In effetti in molti casi gli uomini che uccidono le donne si giustificano con queste parole: “L’ho uccisa per amore”. È possibile: solo bisognerebbe aggiungere: “No, per una concezione assurda e sbagliata dell’amore”. Straordinariamente lodevole pertanto il libro Chiamarlo amore non si può, pubblicato dalle edizioni Mammeonline (Foggia, 2013, pp. 184, € 13,00) che raccoglie 23 racconti di scrittrici italiane in ognuno dei quali è portato in primo piano la violenza contro le donne. Il libro è destinato a un pubblico giovanile, a ragazzi e a ragazze, affinché coloro che si affacciano oggi alla vita imparino a capire cos’è il vero amore. Se perfino l’ONU ha riconosciuto che la violenza maschile sulle donne è la prima causa di morte e di invalidità delle donne nel mondo, significa che questo è forse uno dei problemi più grandi della terra. Ogni quattro anni, scrive Daniela Finocchi nella postfazione al volume, il numero delle donne vittime di violenza supera quello delle vittime dell’olocausto. Pare incredibile.
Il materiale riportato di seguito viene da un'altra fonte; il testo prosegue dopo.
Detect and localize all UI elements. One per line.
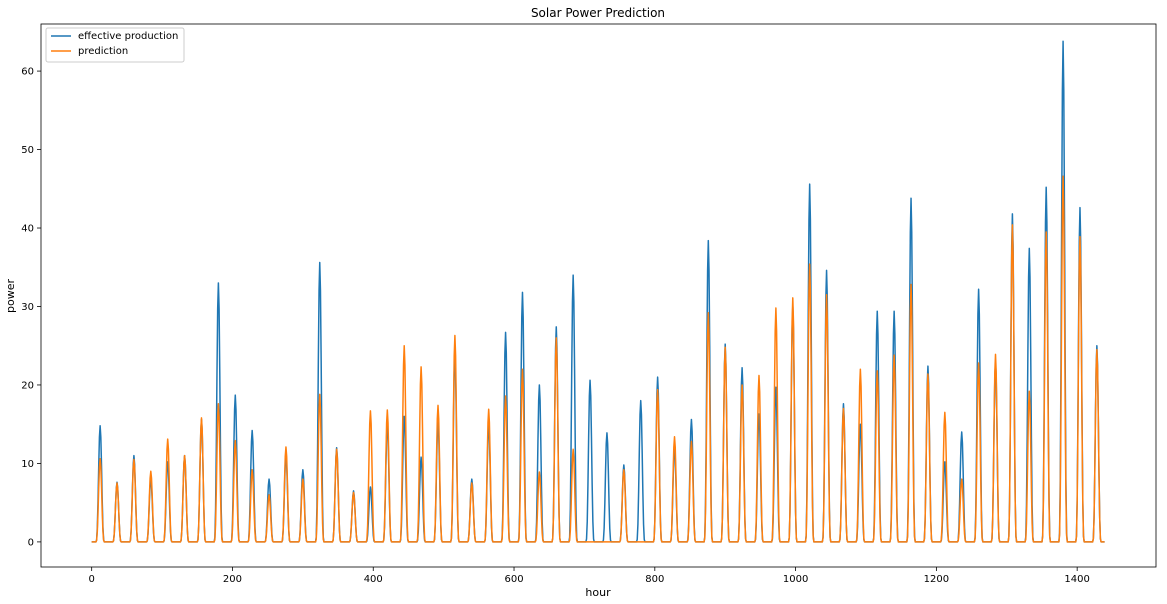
plot-frame — [40, 23, 1157, 568]
series-line-prediction — [91, 175, 1105, 543]
y-tick-label: 10 — [21, 459, 34, 470]
x-tick-label: 0 — [88, 574, 94, 585]
x-tick-label: 800 — [645, 574, 664, 585]
x-tick-label: 1400 — [1064, 574, 1089, 585]
x-tick-label: 200 — [223, 574, 242, 585]
x-tick-label: 1200 — [924, 574, 949, 585]
x-tick-label: 600 — [504, 574, 523, 585]
y-tick-label: 20 — [21, 380, 34, 391]
x-tick-label: 1000 — [783, 574, 808, 585]
y-axis-ticks: 0 10 20 30 40 50 60 — [21, 67, 41, 548]
chart-title: Solar Power Prediction — [531, 6, 665, 20]
y-tick-label: 30 — [21, 302, 34, 313]
y-tick-label: 0 — [28, 537, 34, 548]
x-tick-label: 400 — [364, 574, 383, 585]
y-tick-label: 40 — [21, 224, 34, 235]
series-line-effective-production — [91, 40, 1105, 543]
legend-label-prediction: prediction — [78, 46, 128, 57]
y-tick-label: 50 — [21, 145, 34, 156]
legend-label-effective-production: effective production — [78, 31, 178, 42]
y-axis-label: power — [4, 279, 17, 313]
x-axis-ticks: 0 200 400 600 800 1000 1200 1400 — [88, 567, 1090, 585]
legend: effective production prediction — [45, 27, 185, 63]
series-layer — [91, 40, 1105, 543]
x-axis-label: hour — [585, 586, 611, 599]
legend-box — [45, 27, 185, 63]
y-tick-label: 60 — [21, 67, 34, 78]
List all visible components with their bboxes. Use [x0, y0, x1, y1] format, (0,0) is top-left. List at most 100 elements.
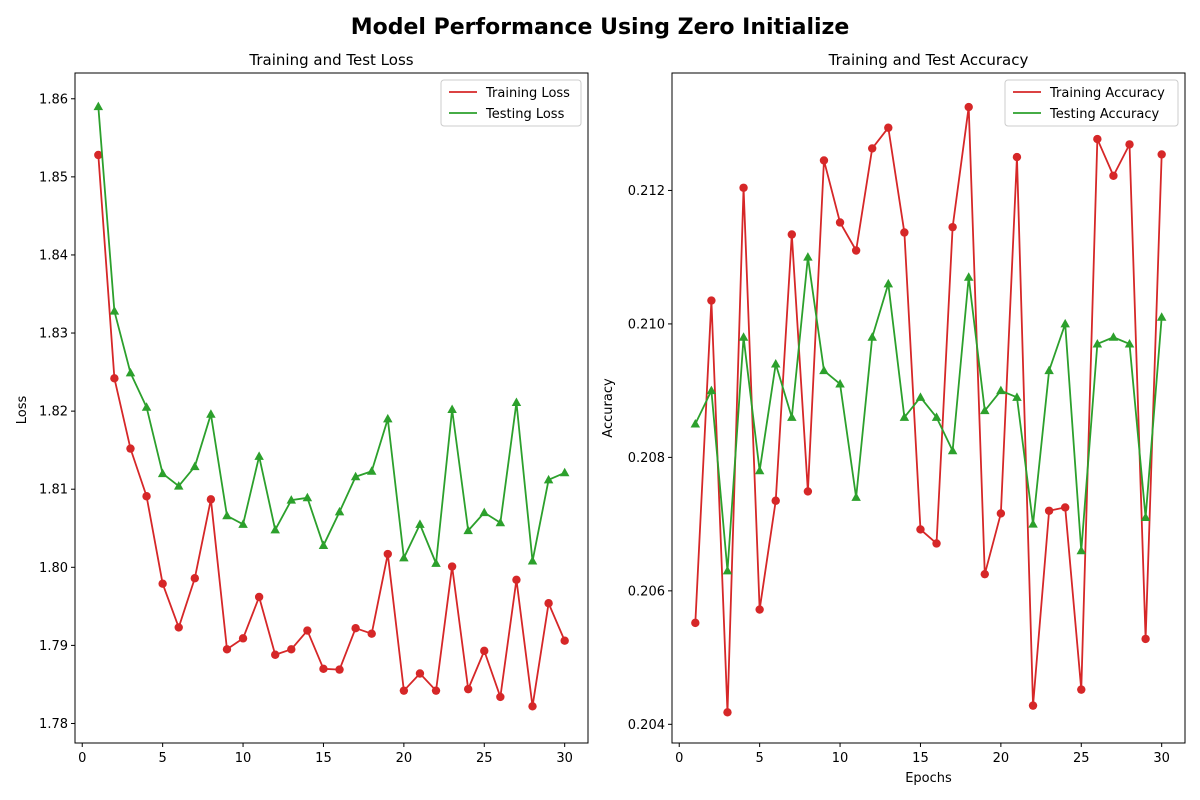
training-loss-point: [238, 634, 248, 643]
testing-loss-point: [270, 524, 280, 534]
training-loss-point: [287, 645, 296, 654]
training-loss-point: [158, 579, 167, 588]
loss-x-tick-label: 5: [159, 751, 167, 766]
testing-loss-point: [399, 552, 409, 562]
training-loss-point: [431, 686, 441, 695]
training-accuracy-line: [694, 106, 1163, 714]
accuracy-legend: Training Accuracy Testing Accuracy: [1004, 79, 1179, 127]
training-accuracy-point: [1125, 140, 1134, 149]
testing-accuracy-point: [803, 252, 813, 261]
testing-accuracy-point: [754, 465, 765, 475]
testing-loss-point: [334, 506, 345, 516]
accuracy-plot-area: [690, 102, 1167, 717]
accuracy-y-tick-label: 0.212: [628, 184, 665, 199]
testing-accuracy-point: [1012, 392, 1022, 401]
training-loss-point: [496, 692, 505, 702]
testing-accuracy-point: [980, 405, 990, 415]
training-accuracy-point: [1077, 685, 1086, 694]
training-accuracy-point: [1012, 152, 1022, 162]
training-loss-point: [367, 629, 376, 638]
training-accuracy-point: [755, 605, 764, 614]
loss-y-tick-label: 1.80: [39, 561, 68, 576]
testing-accuracy-point: [690, 419, 701, 428]
testing-loss-point: [93, 101, 104, 111]
testing-accuracy-point: [706, 385, 717, 395]
training-accuracy-point: [884, 123, 893, 132]
accuracy-x-tick-label: 30: [1153, 751, 1170, 766]
testing-accuracy-point: [851, 492, 861, 501]
training-accuracy-point: [948, 222, 957, 232]
testing-accuracy-point: [1108, 332, 1119, 341]
training-loss-point: [528, 702, 537, 711]
training-accuracy-point: [835, 218, 845, 227]
loss-x-tick-label: 0: [78, 751, 86, 766]
testing-accuracy-point: [787, 412, 797, 421]
loss-plot-area: [93, 101, 570, 711]
accuracy-x-tick-label: 20: [993, 751, 1010, 766]
testing-loss-point: [222, 510, 232, 520]
figure-suptitle: Model Performance Using Zero Initialize: [351, 15, 850, 40]
accuracy-x-tick-label: 25: [1073, 751, 1090, 766]
loss-y-tick-label: 1.81: [39, 483, 68, 498]
training-loss-point: [480, 646, 489, 656]
training-accuracy-point: [996, 509, 1006, 518]
loss-x-ticks: 0 5 10 15 20 25 30: [78, 743, 573, 766]
training-loss-point: [271, 650, 280, 659]
testing-loss-point: [238, 519, 248, 528]
testing-loss-point: [157, 468, 168, 478]
accuracy-x-tick-label: 15: [912, 751, 929, 766]
testing-accuracy-point: [1156, 312, 1167, 321]
testing-loss-point: [302, 492, 313, 502]
training-loss-point: [447, 562, 457, 571]
accuracy-y-tick-label: 0.206: [628, 584, 665, 599]
accuracy-legend-training-label: Training Accuracy: [1049, 86, 1165, 101]
loss-x-tick-label: 15: [315, 751, 332, 766]
testing-accuracy-point: [1140, 512, 1151, 521]
loss-chart: Training and Test Loss 1.781.791.801.811…: [15, 51, 589, 766]
testing-loss-point: [254, 451, 264, 460]
testing-accuracy-point: [931, 412, 942, 421]
training-loss-point: [303, 626, 312, 635]
training-accuracy-point: [916, 525, 925, 534]
loss-y-tick-label: 1.82: [39, 405, 68, 420]
training-loss-point: [254, 592, 264, 602]
testing-accuracy-point: [867, 332, 877, 341]
accuracy-x-axis-label: Epochs: [905, 771, 952, 786]
accuracy-x-tick-label: 5: [756, 751, 764, 766]
testing-accuracy-point: [722, 565, 733, 575]
loss-y-tick-label: 1.83: [39, 327, 68, 342]
training-accuracy-point: [868, 144, 877, 153]
training-loss-point: [126, 444, 135, 453]
loss-y-tick-label: 1.86: [39, 92, 68, 107]
testing-accuracy-point: [1044, 365, 1054, 375]
testing-accuracy-point: [883, 278, 894, 288]
training-accuracy-point: [964, 102, 973, 112]
testing-loss-point: [447, 404, 457, 414]
training-accuracy-point: [851, 246, 861, 255]
testing-accuracy-point: [1060, 318, 1070, 328]
testing-loss-point: [415, 519, 425, 528]
testing-loss-point: [190, 461, 200, 471]
loss-y-axis-label: Loss: [15, 396, 30, 425]
testing-accuracy-point: [819, 365, 829, 375]
testing-accuracy-point: [963, 272, 974, 281]
testing-loss-point: [431, 558, 441, 567]
testing-loss-point: [206, 409, 216, 418]
training-accuracy-point: [707, 296, 716, 305]
testing-loss-point: [463, 525, 473, 535]
testing-loss-point: [527, 556, 538, 565]
training-loss-point: [174, 623, 183, 632]
loss-legend: Training Loss Testing Loss: [440, 79, 582, 127]
training-loss-point: [512, 575, 521, 584]
testing-accuracy-point: [996, 385, 1006, 395]
training-loss-point: [399, 686, 409, 695]
accuracy-axes-frame: [671, 72, 1186, 744]
testing-accuracy-point: [899, 412, 910, 421]
training-accuracy-point: [691, 618, 700, 628]
loss-y-tick-label: 1.84: [39, 248, 68, 263]
training-loss-point: [544, 599, 553, 608]
accuracy-y-axis-label: Accuracy: [601, 378, 616, 438]
testing-loss-point: [559, 467, 570, 477]
testing-accuracy-point: [1076, 545, 1087, 555]
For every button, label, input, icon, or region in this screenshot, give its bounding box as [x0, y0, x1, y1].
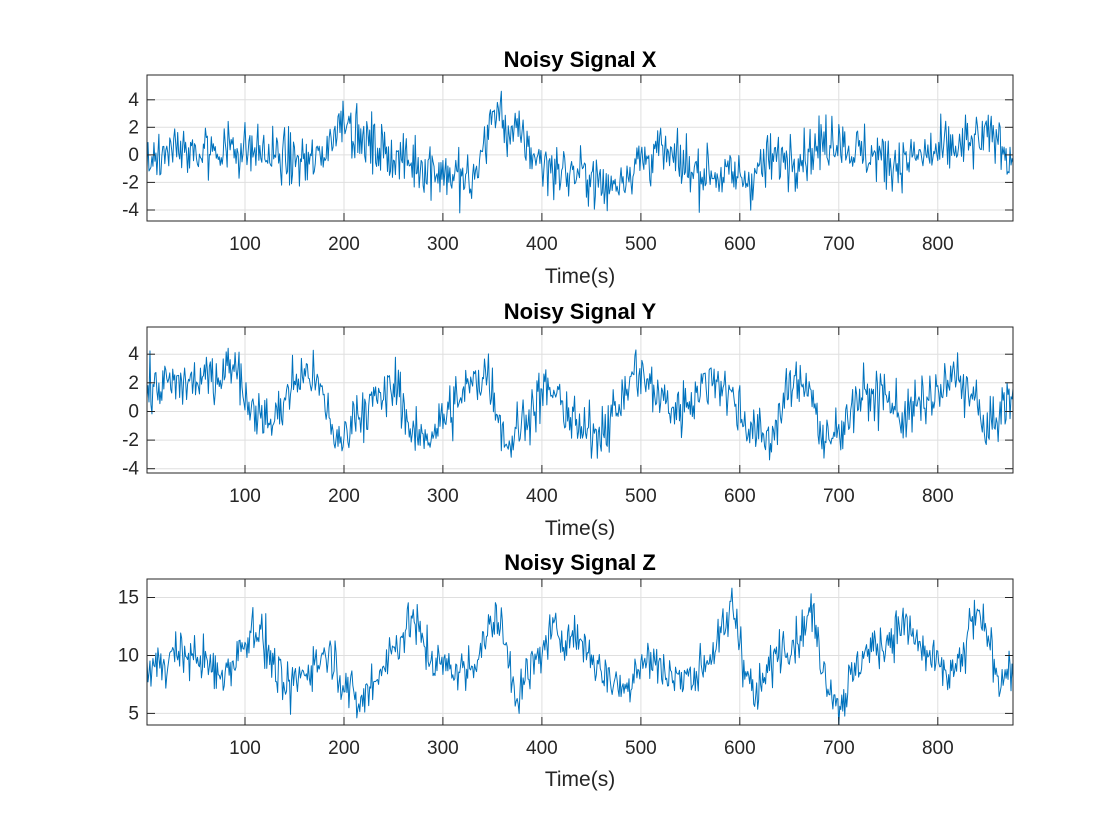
signal-line-0 — [146, 587, 1014, 726]
y-tick-label: 4 — [128, 90, 139, 111]
y-tick-label: 5 — [128, 703, 139, 724]
x-tick-label: 100 — [229, 234, 261, 255]
x-tick-label: 600 — [724, 738, 756, 759]
tick-marks — [147, 579, 1013, 725]
subplot-signal-y: Noisy Signal Y 100 200 300 400 500 600 700 800 -… — [122, 299, 1014, 540]
x-tick-label: 500 — [625, 738, 657, 759]
x-tick-label: 800 — [922, 234, 954, 255]
y-tick-label: 2 — [128, 117, 139, 138]
y-tick-label: 10 — [118, 646, 139, 667]
tick-labels: 100 200 300 400 500 600 700 800 -4 -2 0 2 4 — [122, 90, 954, 255]
x-tick-label: 100 — [229, 738, 261, 759]
x-tick-label: 200 — [328, 234, 360, 255]
x-axis-label: Time(s) — [545, 517, 615, 540]
x-tick-label: 500 — [625, 234, 657, 255]
tick-labels: 100 200 300 400 500 600 700 800 -4 -2 0 2 4 — [122, 344, 954, 507]
subplot-title: Noisy Signal Y — [504, 299, 657, 324]
axes-frame — [146, 578, 1014, 726]
signal-line-0 — [146, 90, 1014, 214]
y-tick-label: -2 — [122, 172, 139, 193]
x-axis-label: Time(s) — [545, 265, 615, 288]
y-tick-label: -4 — [122, 459, 139, 480]
tick-marks — [147, 75, 1013, 221]
x-tick-label: 300 — [427, 234, 459, 255]
x-axis-label: Time(s) — [545, 768, 615, 791]
series-lines — [146, 587, 1014, 726]
y-tick-label: 15 — [118, 588, 139, 609]
signal-line-0 — [146, 347, 1014, 461]
y-tick-label: 0 — [128, 402, 139, 423]
x-tick-label: 200 — [328, 738, 360, 759]
x-tick-label: 200 — [328, 486, 360, 507]
series-lines — [146, 347, 1014, 461]
y-tick-label: 2 — [128, 373, 139, 394]
axes-frame — [146, 326, 1014, 474]
x-tick-label: 700 — [823, 738, 855, 759]
tick-labels: 100 200 300 400 500 600 700 800 5 10 15 — [118, 588, 954, 760]
y-tick-label: 4 — [128, 344, 139, 365]
subplot-signal-z: Noisy Signal Z 100 200 300 400 500 600 700 800 5… — [118, 550, 1014, 791]
x-tick-label: 400 — [526, 486, 558, 507]
x-tick-label: 700 — [823, 486, 855, 507]
x-tick-label: 600 — [724, 486, 756, 507]
x-tick-label: 600 — [724, 234, 756, 255]
tick-marks — [147, 327, 1013, 473]
subplot-title: Noisy Signal X — [504, 47, 657, 72]
x-tick-label: 100 — [229, 486, 261, 507]
x-tick-label: 400 — [526, 738, 558, 759]
x-tick-label: 800 — [922, 738, 954, 759]
x-tick-label: 800 — [922, 486, 954, 507]
x-tick-label: 300 — [427, 738, 459, 759]
subplot-title: Noisy Signal Z — [504, 550, 656, 575]
axes-frame — [146, 74, 1014, 222]
x-tick-label: 500 — [625, 486, 657, 507]
y-tick-label: -4 — [122, 200, 139, 221]
subplot-signal-x: Noisy Signal X 100 200 300 400 500 600 700 800 -… — [122, 47, 1014, 288]
y-tick-label: -2 — [122, 430, 139, 451]
x-tick-label: 300 — [427, 486, 459, 507]
x-tick-label: 400 — [526, 234, 558, 255]
series-lines — [146, 90, 1014, 214]
y-tick-label: 0 — [128, 145, 139, 166]
x-tick-label: 700 — [823, 234, 855, 255]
Un libro dunque per tutti, ma in primo luogo per i giovani, perché occorre il cambiamento profondo della mentalità e la formazione di una nuova coscienza se si vuole che anche il mondo cambi. Il principio è semplice: l’amore, quello vero, è rispetto per l’altro e per le sue scelte, in nessun caso è sopraffazione. Le 23 storie, pur trattando un tema tanto delicato, riescono a mantenersi sul filo della leggerezza. La letteratura, si sa, deve emozionare e spingere allo stesso tempo alla riflessione. Brave le autrici che sanno indicare cos’è un amore pulito.